In 422 patients (65.6 ± 11.8 years, 67% male, median NIHSS score 1.0), longer in-bed time was independently associated with greater global SVD and Fazekas periventricular white matter hyperintensity (WMH) burden: odds ratio (OR) = 1.27 per 1-SD increase (95% CI 1.05-1.53), false discovery rate (FDR)-adjusted = 0.04; OR = 1.53 per 1-SD increase (95% CI 1.18-2.00), = 0.003. Longer sleep duration was independently associated with presence of cerebral microbleeds: OR = 1.42 per 1-SD increase (95% CI 1.09-1.87), = 0.04. Longer in-bed time was associated with a lower total MoCA score after covariate adjustment: standardized β = -0.58 (95% CI -0.99 to -0.16), = 0.02.
Disturbed sleep, including longer in-bed time and longer sleep duration, was cross-sectionally associated with greater SVD burden and worse cognitive performance in patients with TIA/mild stroke. Future longitudinal studies are warranted to validate our findings.

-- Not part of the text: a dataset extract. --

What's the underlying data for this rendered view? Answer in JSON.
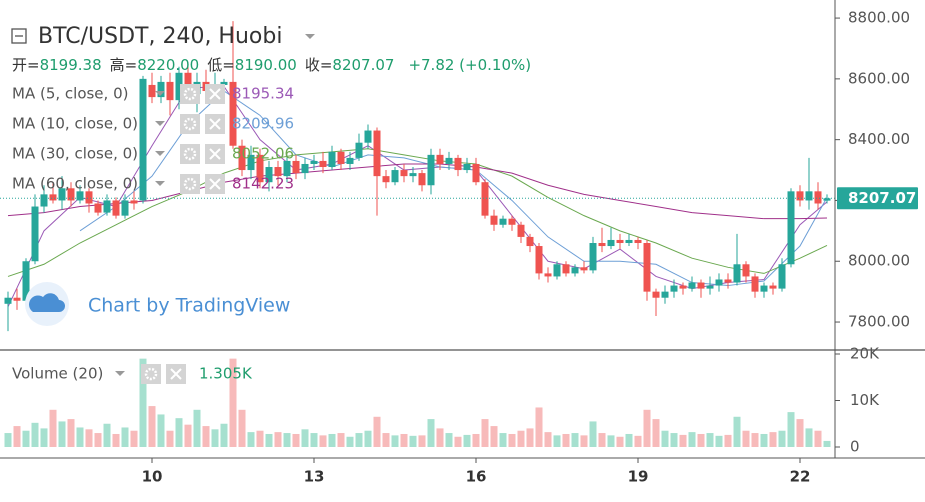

中风后睡眠障碍很常见,但其与中风人群中脑小血管疾病(SVD)及认知表现之间的关系,尤其是在脑血管疾病谱较轻端的短暂性脑缺血发作/轻度中风患者中,仍未得到充分研究。我们旨在研究来自两个前瞻性中风队列的短暂性脑缺血发作/轻度中风患者自我报告的睡眠指标与SVD神经影像学标志物及认知表现之间的关联。
我们研究了在2018年至2022年期间从轻度中风研究3(MSS3,爱丁堡大学)和中风队列(香港大学,HKU)连续招募的成年短暂性脑缺血发作/轻度中风患者(美国国立卫生研究院卒中量表[NIHSS]评分<7)。MSS3(N = 211)和HKU(N = 211)队列在基线访视时通过脑MRI视觉评估SVD负担,使用蒙特利尔认知评估(MoCA)评估认知表现,并使用结构化睡眠问卷评估睡眠质量。主要结局是SVD标志物,次要结局是MoCA总分。使用回归模型评估睡眠指标与SVD标志物及认知表现之间的关联,并对人口统计学、血管危险因素、抑郁和中风病史以及研究地点进行了调整。
在422例患者(65.6±11.8岁,67%为男性,NIHSS评分中位数为1.0)中,卧床时间较长与更严重的整体SVD和Fazekas脑室周围白质高信号(WMH)负担独立相关:每增加1个标准差,优势比(OR)=1.27(95%置信区间1.05 - 1.53),错误发现率(FDR)调整后 = 0.04;每增加1个标准差,OR = 1.53(95%置信区间1.18 - 2.00), = 0.003。睡眠时间较长与脑微出血的存在独立相关:每增加1个标准差,OR = 1.42(95%置信区间1.09 - 1.87), = 0.04。协变量调整后,卧床时间较长与较低的MoCA总分相关:标准化β = -0.58(95%置信区间 -0.99至 -0.16), = 0.02。
在短暂性脑缺血发作/轻度中风患者中,包括较长的卧床时间和较长的睡眠时间在内的睡眠障碍与更严重的SVD负担和更差的认知表现存在横断面关联。未来有必要进行纵向研究以验证我们的发现。